Sport Comment: Resilient Cook deserves an award
IT IS probably a two-horse race for Sports Personality of the Year at the moment, with Rory McIlroy a freckle ahead of Lewis Hamilton in the voting. But here’s a nomination that you probably haven’t considered, but who has another opportunity tomorrow to illustrate his strength of character and leadership skills, plus his not inconsiderable talent.
This has been an extraordinary year for England cricket captain Alastair Cook. In charge of a team that until last week couldn’t win a match, and as a batsman barely able to reach double figures, he has been dissected for months, pilloried for his inability to be Mike Brearley in the mind and a combination of Mike Atherton and Andrew Strauss in the middle. Justin Bieber must be the only person ridiculed on the same scale, because certainly no politician has been.
Early on, Cook chose to admit that all the criticism hurt, which only served to increase the flak several times over, ensuring that every pub bore began calling for him to be sacked, along with a variety of former colleagues in the England team.
But he’s still there.
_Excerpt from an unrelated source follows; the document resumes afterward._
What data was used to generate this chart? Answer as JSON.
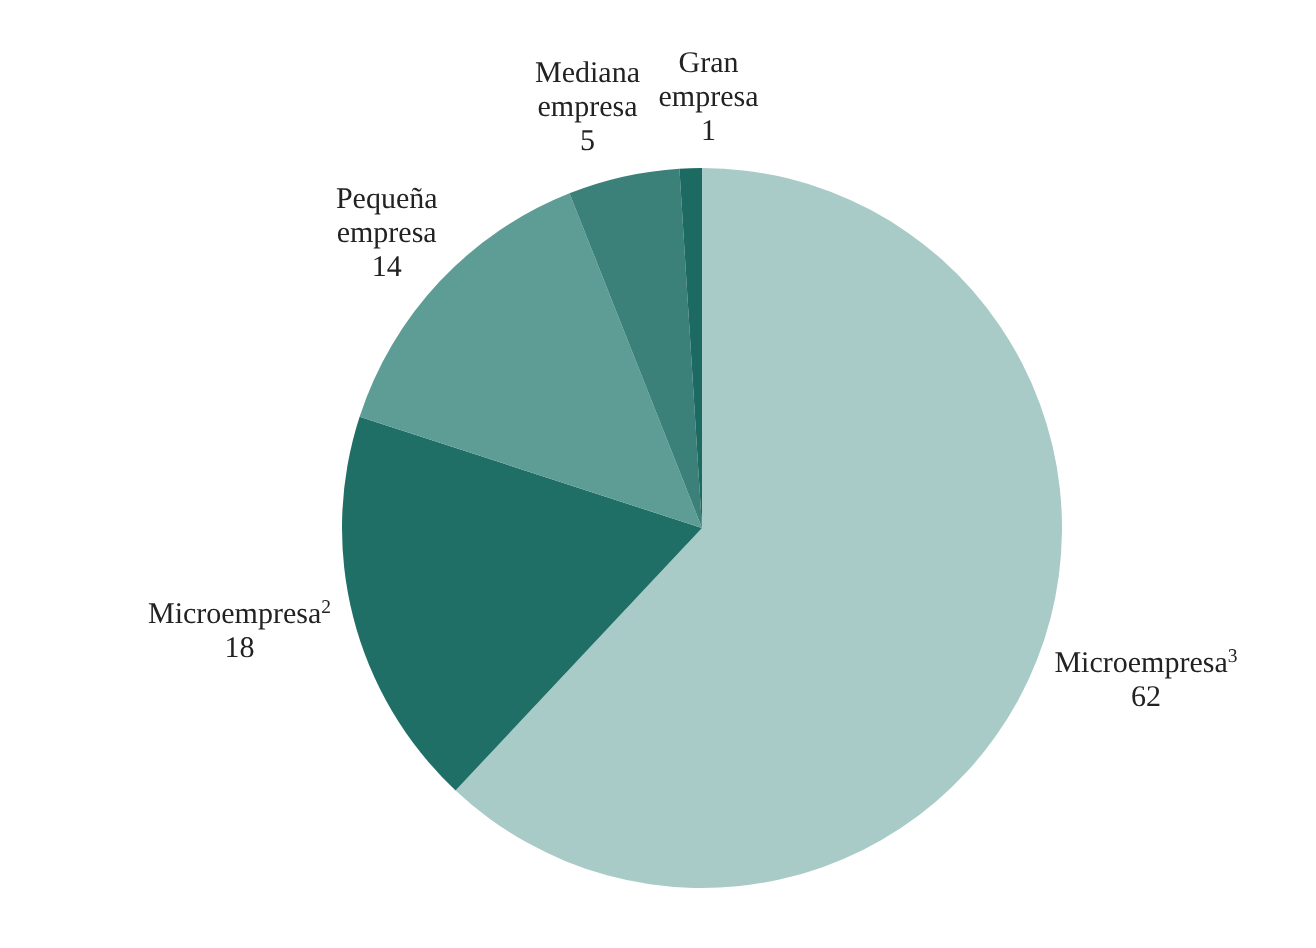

No knee-jerk footballing reaction from the England cricket authorities, and lo and behold, a happy band of men in white squared the five-Test series against India last week, and have the chance to take a 2-1 lead in Manchester over the next few days.
You may not like cricket. You may not like Cook. But you have to admire him for the way he’s rolled with every punch and refused to take the soft option and quit. We’ve witnessed desperate Cook and dispirited Cook, hopeless Cook and happy Cook. A character and an individual laid bare for all to see as the team and his own misfortunes have multiplied and then revived.
So if he does manage to score that elusive hundred sometime during the final two Tests and lead England to a series victory, we should all applaud the fortitude of the human spirit that allows an individual to confront self-doubt, as both a sportsman and a person, and in the public arena prove both critics and his inner demons wrong.
By December, he may not have won a drivers’ championship or a major golf title, but in the preceding 12 months Alastair Cook will have given us the most intimate of guides through his personality.